The Gemma Doyle Trilogy is a trilogy of fantasy novels by American writer Libba Bray. They are told from the perspective of Gemma Doyle, a girl in the late nineteenth century. The Gemma Doyle Trilogy consists of three books: A Great and Terrible Beauty (published December 9, 2003), Rebel Angels (published 2006), and The Sweet Far Thing (published December 26, 2007).

==Plot==
This series is a cross between period fiction and Fantasy. The story revolves around Gemma Doyle, a young woman sent from her home in British India to the boarding school, Spence Academy, after the mysterious death of her mother. There she meets Ann, Felicity, and Pippa, three other remarkable young women. Together, they discover the dark past of their school, which closely revolves around a mystical group referred to as The Order. In the first book, they find out that this group of sorceresses was forced to disband after one of their own, a woman named Sarah Rees-Toome, betrayed them. Throughout the series Gemma learns of her own heritage and the magical powers she possesses, including the ability to enter "The Realms," a magical world in which dreams can become reality, but everything seems to have a cost. This series addresses some of the issues faced by women in the late 1800s, and creates parallels to issues faced by women today. There are many female characters, and the struggles they encounter on their journey to becoming empowered both within and outside of The Realms ring true. Other themes include dissecting dualities (in particular, the duality between good and evil;) free will versus fate; going against social norms; power; and, most of all, the concept of choice.

The three books in the trilogy span just one year, with A Great and Terrible Beauty beginning in June 1895 and The Sweet Far Thing ending in June 1896.

==Characters==

Gemma Doyle,
Felicity,
Ann,
Pippa,
Mary Dowd,
Kartik,
Sarah Rees-Toome (Circe)

==References to other literature==
A Great and Terrible Beauty refers to many literary classics.

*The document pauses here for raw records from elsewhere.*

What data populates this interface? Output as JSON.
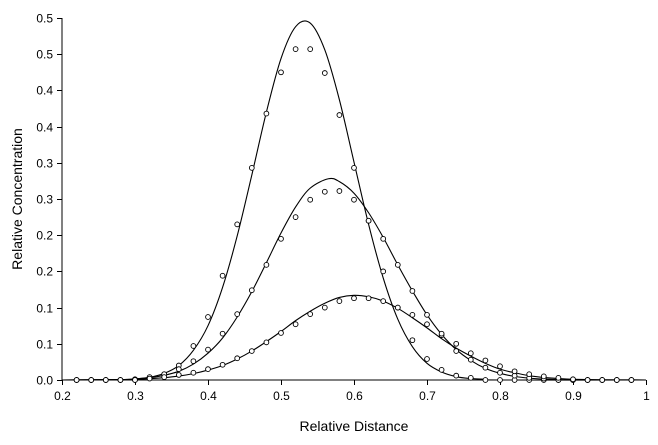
{
  "chart_data": {
    "type": "scatter",
    "title": "",
    "xlabel": "Relative Distance",
    "ylabel": "Relative Concentration",
    "xlim": [
      0.2,
      1.0
    ],
    "ylim": [
      0,
      0.5
    ],
    "grid": false,
    "x_ticks": [
      0.2,
      0.3,
      0.4,
      0.5,
      0.6,
      0.7,
      0.8,
      0.9,
      1.0
    ],
    "x_tick_labels": [
      "0.2",
      "0.3",
      "0.4",
      "0.5",
      "0.6",
      "0.7",
      "0.8",
      "0.9",
      "1"
    ],
    "y_ticks": [
      0,
      0.05,
      0.1,
      0.15,
      0.2,
      0.25,
      0.3,
      0.35,
      0.4,
      0.45,
      0.5
    ],
    "y_tick_labels": [
      "0.0",
      "0.1",
      "0.1",
      "0.2",
      "0.2",
      "0.3",
      "0.3",
      "0.4",
      "0.4",
      "0.5",
      "0.5"
    ],
    "colors": {
      "line": "#000000",
      "marker": "#000000",
      "background": "#ffffff"
    },
    "marker": "open-circle",
    "series": [
      {
        "points": [
          [
            0.22,
            0
          ],
          [
            0.24,
            0
          ],
          [
            0.26,
            0
          ],
          [
            0.28,
            0
          ],
          [
            0.3,
            0
          ],
          [
            0.32,
            0.003
          ],
          [
            0.34,
            0.008
          ],
          [
            0.36,
            0.02
          ],
          [
            0.38,
            0.047
          ],
          [
            0.4,
            0.087
          ],
          [
            0.42,
            0.144
          ],
          [
            0.44,
            0.215
          ],
          [
            0.46,
            0.293
          ],
          [
            0.48,
            0.368
          ],
          [
            0.5,
            0.425
          ],
          [
            0.52,
            0.457
          ],
          [
            0.54,
            0.457
          ],
          [
            0.56,
            0.424
          ],
          [
            0.58,
            0.366
          ],
          [
            0.6,
            0.293
          ],
          [
            0.62,
            0.22
          ],
          [
            0.64,
            0.15
          ],
          [
            0.66,
            0.1
          ],
          [
            0.68,
            0.055
          ],
          [
            0.7,
            0.029
          ],
          [
            0.72,
            0.014
          ],
          [
            0.74,
            0.006
          ],
          [
            0.76,
            0.003
          ],
          [
            0.78,
            0
          ],
          [
            0.8,
            0
          ],
          [
            0.82,
            0
          ],
          [
            0.84,
            0
          ],
          [
            0.86,
            0
          ],
          [
            0.88,
            0
          ],
          [
            0.9,
            0
          ],
          [
            0.92,
            0
          ],
          [
            0.94,
            0
          ],
          [
            0.96,
            0
          ],
          [
            0.98,
            0
          ]
        ],
        "curve": [
          [
            0.2,
            0
          ],
          [
            0.28,
            0.0005
          ],
          [
            0.3,
            0.0015
          ],
          [
            0.32,
            0.0038
          ],
          [
            0.34,
            0.0092
          ],
          [
            0.36,
            0.02
          ],
          [
            0.38,
            0.041
          ],
          [
            0.4,
            0.075
          ],
          [
            0.42,
            0.128
          ],
          [
            0.44,
            0.199
          ],
          [
            0.46,
            0.283
          ],
          [
            0.48,
            0.37
          ],
          [
            0.5,
            0.444
          ],
          [
            0.52,
            0.488
          ],
          [
            0.54,
            0.493
          ],
          [
            0.56,
            0.456
          ],
          [
            0.58,
            0.387
          ],
          [
            0.6,
            0.301
          ],
          [
            0.62,
            0.215
          ],
          [
            0.64,
            0.141
          ],
          [
            0.66,
            0.084
          ],
          [
            0.68,
            0.046
          ],
          [
            0.7,
            0.023
          ],
          [
            0.72,
            0.011
          ],
          [
            0.74,
            0.0046
          ],
          [
            0.76,
            0.002
          ],
          [
            0.78,
            0.001
          ],
          [
            0.8,
            0
          ],
          [
            1.0,
            0
          ]
        ]
      },
      {
        "points": [
          [
            0.22,
            0
          ],
          [
            0.24,
            0
          ],
          [
            0.26,
            0
          ],
          [
            0.28,
            0
          ],
          [
            0.3,
            0.001
          ],
          [
            0.32,
            0.004
          ],
          [
            0.34,
            0.008
          ],
          [
            0.36,
            0.015
          ],
          [
            0.38,
            0.026
          ],
          [
            0.4,
            0.042
          ],
          [
            0.42,
            0.064
          ],
          [
            0.44,
            0.091
          ],
          [
            0.46,
            0.124
          ],
          [
            0.48,
            0.159
          ],
          [
            0.5,
            0.195
          ],
          [
            0.52,
            0.225
          ],
          [
            0.54,
            0.249
          ],
          [
            0.56,
            0.26
          ],
          [
            0.58,
            0.261
          ],
          [
            0.6,
            0.249
          ],
          [
            0.62,
            0.22
          ],
          [
            0.64,
            0.195
          ],
          [
            0.66,
            0.159
          ],
          [
            0.68,
            0.123
          ],
          [
            0.7,
            0.09
          ],
          [
            0.72,
            0.062
          ],
          [
            0.74,
            0.04
          ],
          [
            0.76,
            0.028
          ],
          [
            0.78,
            0.017
          ],
          [
            0.8,
            0.01
          ],
          [
            0.82,
            0.006
          ],
          [
            0.84,
            0.003
          ],
          [
            0.86,
            0.002
          ],
          [
            0.88,
            0
          ],
          [
            0.9,
            0
          ],
          [
            0.92,
            0
          ],
          [
            0.94,
            0
          ],
          [
            0.96,
            0
          ],
          [
            0.98,
            0
          ]
        ],
        "curve": [
          [
            0.2,
            0
          ],
          [
            0.28,
            0.0006
          ],
          [
            0.3,
            0.0015
          ],
          [
            0.32,
            0.0032
          ],
          [
            0.34,
            0.0065
          ],
          [
            0.36,
            0.012
          ],
          [
            0.38,
            0.022
          ],
          [
            0.4,
            0.037
          ],
          [
            0.42,
            0.058
          ],
          [
            0.44,
            0.087
          ],
          [
            0.46,
            0.122
          ],
          [
            0.48,
            0.162
          ],
          [
            0.5,
            0.203
          ],
          [
            0.52,
            0.239
          ],
          [
            0.54,
            0.265
          ],
          [
            0.565,
            0.278
          ],
          [
            0.58,
            0.274
          ],
          [
            0.6,
            0.258
          ],
          [
            0.62,
            0.231
          ],
          [
            0.64,
            0.197
          ],
          [
            0.66,
            0.159
          ],
          [
            0.68,
            0.123
          ],
          [
            0.7,
            0.09
          ],
          [
            0.72,
            0.063
          ],
          [
            0.74,
            0.042
          ],
          [
            0.76,
            0.027
          ],
          [
            0.78,
            0.016
          ],
          [
            0.8,
            0.0092
          ],
          [
            0.82,
            0.005
          ],
          [
            0.84,
            0.0026
          ],
          [
            0.86,
            0.0013
          ],
          [
            0.88,
            0.0006
          ],
          [
            0.9,
            0.0002
          ],
          [
            1.0,
            0
          ]
        ]
      },
      {
        "points": [
          [
            0.22,
            0
          ],
          [
            0.24,
            0
          ],
          [
            0.26,
            0
          ],
          [
            0.28,
            0
          ],
          [
            0.3,
            0
          ],
          [
            0.32,
            0.002
          ],
          [
            0.34,
            0.004
          ],
          [
            0.36,
            0.007
          ],
          [
            0.38,
            0.01
          ],
          [
            0.4,
            0.015
          ],
          [
            0.42,
            0.021
          ],
          [
            0.44,
            0.03
          ],
          [
            0.46,
            0.04
          ],
          [
            0.48,
            0.052
          ],
          [
            0.5,
            0.065
          ],
          [
            0.52,
            0.077
          ],
          [
            0.54,
            0.091
          ],
          [
            0.56,
            0.1
          ],
          [
            0.58,
            0.109
          ],
          [
            0.6,
            0.113
          ],
          [
            0.62,
            0.113
          ],
          [
            0.64,
            0.109
          ],
          [
            0.66,
            0.1
          ],
          [
            0.68,
            0.09
          ],
          [
            0.7,
            0.077
          ],
          [
            0.72,
            0.064
          ],
          [
            0.74,
            0.05
          ],
          [
            0.76,
            0.037
          ],
          [
            0.78,
            0.027
          ],
          [
            0.8,
            0.019
          ],
          [
            0.82,
            0.012
          ],
          [
            0.84,
            0.008
          ],
          [
            0.86,
            0.005
          ],
          [
            0.88,
            0.003
          ],
          [
            0.9,
            0.001
          ],
          [
            0.92,
            0
          ],
          [
            0.94,
            0
          ],
          [
            0.96,
            0
          ],
          [
            0.98,
            0
          ]
        ],
        "curve": [
          [
            0.2,
            0
          ],
          [
            0.28,
            0.0005
          ],
          [
            0.3,
            0.001
          ],
          [
            0.32,
            0.0018
          ],
          [
            0.34,
            0.0032
          ],
          [
            0.36,
            0.0054
          ],
          [
            0.38,
            0.0088
          ],
          [
            0.4,
            0.0137
          ],
          [
            0.42,
            0.02
          ],
          [
            0.44,
            0.029
          ],
          [
            0.46,
            0.04
          ],
          [
            0.48,
            0.053
          ],
          [
            0.5,
            0.067
          ],
          [
            0.52,
            0.082
          ],
          [
            0.54,
            0.095
          ],
          [
            0.56,
            0.106
          ],
          [
            0.58,
            0.114
          ],
          [
            0.6,
            0.117
          ],
          [
            0.62,
            0.115
          ],
          [
            0.64,
            0.109
          ],
          [
            0.66,
            0.099
          ],
          [
            0.68,
            0.086
          ],
          [
            0.7,
            0.072
          ],
          [
            0.72,
            0.057
          ],
          [
            0.74,
            0.044
          ],
          [
            0.76,
            0.033
          ],
          [
            0.78,
            0.023
          ],
          [
            0.8,
            0.015
          ],
          [
            0.82,
            0.01
          ],
          [
            0.84,
            0.006
          ],
          [
            0.86,
            0.0035
          ],
          [
            0.88,
            0.002
          ],
          [
            0.9,
            0.001
          ],
          [
            0.94,
            0.0003
          ],
          [
            1.0,
            0
          ]
        ]
      }
    ]
  }
}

Among those mentioned are:
- Persephone: Pippa is sometimes seen as being like the tragic, beautiful Greek Queen of the Underworld, who ate pomegranate seeds to stay in the Underworld, just as Pippa ate berries in the Realm
- The Lady of Shalott by Tennyson: Miss Hester Asa Moore leads her art class in a discussion of the Elaine, The Lady of Shalott, and art based upon Tennyson's poem, in Chapter Nine. This poem has special significance for Ann and Pippa, who both see themselves as being trapped, as the lady was. Miss Moore states that the lady dies "because she lets herself float through [the] world." Stanzas five, six, eight, and fifteen of The Lady of Shalott are also quoted, as a form of introduction, before Chapter One.
- The Perils of Lucy, A Girl's Own Story: A fictional three-volume novel that Ann loves. Gemma thinks that stories like it (a popular staple of Victorian literature) about a "poor, timid girl" who is greatly put upon by her wicked peers, before eventually being found to be of noble birth, are "poppycock". As with The Lady of Shalott, the implication is that women, even in a male-dominated society, can only expect to be happy if they do something to make themselves happy, instead of sitting passively by.
- The Odyssey: Kartik reads this in Rebel Angels. Gemma's adventures in Rebel Angels parallels some of Odysseus.

==Film==

In July 2006, Sony Pictures and Icon Productions, the film production company run by Mel Gibson, announced that it would adapt the book into a film based on A Great and Terrible Beauty, to be written and directed by Charles Sturridge. People have been rumored to be playing the characters, but author Libba Bray has confirmed that no one has been cast. Author Libba Bray discusses the current status of the film on her webpage. In 2009, Bray announced that Icon relinquished the rights of the film, and so the film version of the book will not be made.